There is a Betancourt museum at the university, which can be reached by appointment, but if you don’t get there, it’s okay: you have to visit the Central Museum of Railway Transport of Russia - one of the oldest scientific and technical museums in the world. It is nearby, on Sadovaya Street. On the way, we recommend taking a walk along the picturesque ponds and relaxing on the bench of the Yusupov Garden.
The next route point is the branch of the railway museum, the Museum of bridges in Muchny Lane. In its exposition unique models of the most interesting bridges of St. Petersburg, including those that no longer exist are presented. Entrance to the museum is by appointment.
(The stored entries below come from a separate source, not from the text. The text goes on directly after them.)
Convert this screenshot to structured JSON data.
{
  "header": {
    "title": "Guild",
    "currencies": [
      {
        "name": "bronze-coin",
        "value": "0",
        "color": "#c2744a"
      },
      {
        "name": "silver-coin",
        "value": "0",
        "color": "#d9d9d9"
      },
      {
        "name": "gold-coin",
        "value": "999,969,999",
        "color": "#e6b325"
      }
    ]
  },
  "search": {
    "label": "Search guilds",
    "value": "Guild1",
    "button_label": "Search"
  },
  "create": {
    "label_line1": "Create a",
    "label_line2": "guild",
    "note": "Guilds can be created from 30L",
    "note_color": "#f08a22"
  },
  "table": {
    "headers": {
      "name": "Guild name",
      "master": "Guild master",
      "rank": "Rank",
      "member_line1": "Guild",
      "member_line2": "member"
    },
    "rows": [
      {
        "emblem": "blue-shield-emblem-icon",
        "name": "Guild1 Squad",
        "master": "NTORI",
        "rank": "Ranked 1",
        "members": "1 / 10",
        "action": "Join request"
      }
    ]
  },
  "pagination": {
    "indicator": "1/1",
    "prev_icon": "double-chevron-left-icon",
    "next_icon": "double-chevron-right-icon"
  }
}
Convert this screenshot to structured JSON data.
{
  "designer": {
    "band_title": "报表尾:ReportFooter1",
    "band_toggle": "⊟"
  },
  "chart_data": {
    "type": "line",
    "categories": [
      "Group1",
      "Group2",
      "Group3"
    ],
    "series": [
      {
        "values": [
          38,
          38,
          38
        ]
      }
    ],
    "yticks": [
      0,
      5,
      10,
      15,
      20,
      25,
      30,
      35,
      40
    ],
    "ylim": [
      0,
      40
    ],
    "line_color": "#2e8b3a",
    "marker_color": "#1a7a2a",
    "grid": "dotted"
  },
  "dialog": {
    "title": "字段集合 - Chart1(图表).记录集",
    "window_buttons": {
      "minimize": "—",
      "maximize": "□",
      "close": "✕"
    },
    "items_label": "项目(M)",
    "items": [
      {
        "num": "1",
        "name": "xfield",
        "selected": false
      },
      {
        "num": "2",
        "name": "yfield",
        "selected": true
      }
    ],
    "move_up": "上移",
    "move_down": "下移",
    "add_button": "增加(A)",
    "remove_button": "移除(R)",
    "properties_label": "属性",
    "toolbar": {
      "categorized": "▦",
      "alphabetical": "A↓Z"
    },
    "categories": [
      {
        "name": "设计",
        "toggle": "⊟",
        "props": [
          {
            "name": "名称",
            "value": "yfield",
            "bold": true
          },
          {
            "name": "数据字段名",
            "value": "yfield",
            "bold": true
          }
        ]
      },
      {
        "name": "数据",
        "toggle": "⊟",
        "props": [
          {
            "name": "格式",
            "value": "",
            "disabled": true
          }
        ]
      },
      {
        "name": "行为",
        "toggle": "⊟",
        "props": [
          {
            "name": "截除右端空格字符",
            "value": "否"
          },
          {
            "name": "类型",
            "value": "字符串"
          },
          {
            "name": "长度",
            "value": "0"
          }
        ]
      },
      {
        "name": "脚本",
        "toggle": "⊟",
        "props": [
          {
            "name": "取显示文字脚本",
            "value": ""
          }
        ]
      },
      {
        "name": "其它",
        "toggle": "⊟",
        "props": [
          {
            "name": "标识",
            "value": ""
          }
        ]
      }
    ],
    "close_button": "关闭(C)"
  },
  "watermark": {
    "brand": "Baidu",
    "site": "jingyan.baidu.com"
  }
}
Several metro stops from Sennaya to Baltiyskaya - and in front of you is the Russian Railways Museum, one of the largest in the world. At two sites - in the old steam train depot and in the modern museum and exhibition building - you will see a collection of genuine rare and legendary steam locomotives, wagons and other railway equipment. With the help of a unique simulator, you can even try yourself as a locomotive driver.
Take a walk along the promenade of the Obvodny Canal, focusing on a beautiful neo-Russian church - the Church of the Resurrection of Christ at the Warsaw Station.
The former train station building is the final destination of your journey. Once, trains departed from here to European cities, in the 20th century they planned to demolish the station twice, but did not dare, and since 2006 the Warsaw Express shopping and entertainment complex with shops, restaurants, a bowling alley and a cinema has been located here.